Seçim sonrası sıklıkla kulağa çalınan başka bir ifade de: "ABD kurumları da güçlüymüş gerçekten. Trump bile yıkamadı". Bu noktada, çok zora düşmedikçe, popülist liderlerin kurumları doğrudan ortadan kaldırmadığını, ancak içeriden kuşatmaya çalıştığını göz önünde tutmak gerek. Ne de olsa bu kurumlar söz konusu liderlerin meşruiyetlerini güçlendiriyor.

Kanımca burada düşünmemiz gereken şey, denge ve denetlemeyi garanti altına almış, veto oyuncularının çok güçlü olduğu ABD'de bile kurumların içeriden erozyona uğratılabileceği. Trump'ın kadrolaşma yoluyla kurumları "kuşatma" stratejisi sadece yargıyla sınırlı kalmadı. Yavaş yavaş kadrolaşarak önce sistemi içinden kuşatmak, sonra belki de dönüştürmek. Bilmem tanıdık geliyor mu?

Düşünmemiz gereken diğer bir nokta da, Trump'ın gidişiyle Trumpçılığın tarihe karışmayacağı gerçeği. Trump'a oy veren, Amerikan rüyasına inansa da, -en azından bir kısmı- pandemi, belirsizlik, sosyal adaletsizlik, işsizlik üzerinden Amerikan kâbusuna da sıkışmış olan 72.7 milyon seçmenin somut gerçekliği.

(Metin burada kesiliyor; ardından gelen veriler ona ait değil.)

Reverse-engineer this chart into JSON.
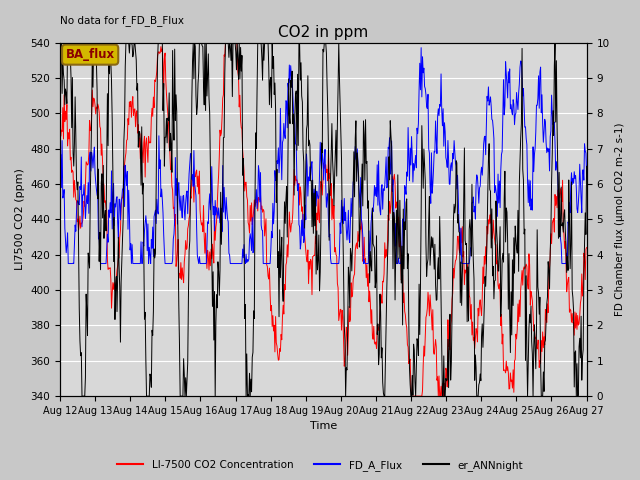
{
  "title": "CO2 in ppm",
  "title_fontsize": 11,
  "top_left_text": "No data for f_FD_B_Flux",
  "ylabel_left": "LI7500 CO2 (ppm)",
  "ylabel_right": "FD Chamber flux (μmol CO2 m-2 s-1)",
  "xlabel": "Time",
  "ylim_left": [
    340,
    540
  ],
  "ylim_right": [
    0.0,
    10.0
  ],
  "yticks_left": [
    340,
    360,
    380,
    400,
    420,
    440,
    460,
    480,
    500,
    520,
    540
  ],
  "yticks_right": [
    0.0,
    1.0,
    2.0,
    3.0,
    4.0,
    5.0,
    6.0,
    7.0,
    8.0,
    9.0,
    10.0
  ],
  "xtick_labels": [
    "Aug 12",
    "Aug 13",
    "Aug 14",
    "Aug 15",
    "Aug 16",
    "Aug 17",
    "Aug 18",
    "Aug 19",
    "Aug 20",
    "Aug 21",
    "Aug 22",
    "Aug 23",
    "Aug 24",
    "Aug 25",
    "Aug 26",
    "Aug 27"
  ],
  "bg_color": "#c8c8c8",
  "plot_bg_color": "#d8d8d8",
  "legend_entries": [
    "LI-7500 CO2 Concentration",
    "FD_A_Flux",
    "er_ANNnight"
  ],
  "legend_colors": [
    "red",
    "blue",
    "black"
  ],
  "ba_flux_box_facecolor": "#d4b800",
  "ba_flux_box_edgecolor": "#8b6914",
  "ba_flux_text": "BA_flux",
  "ba_flux_text_color": "#8b0000"
}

Önümüzdeki dönemde ABD'nin Amerikan rüyasını mı, yoksa kâbusunu mu öne çıkardığını hep birlikte göreceğiz. Biden'ın birleştirici mesajları öne çıkaran kampanyasında kullandığı, the Staple Singers'ın "We The People" parçasıyla veda edeyim:

Kanın siyah da olabilir
Ya da beyaz da olabilir
Hepimize hayat veren kan
Kimsenin çamura saplanmasına izin verme.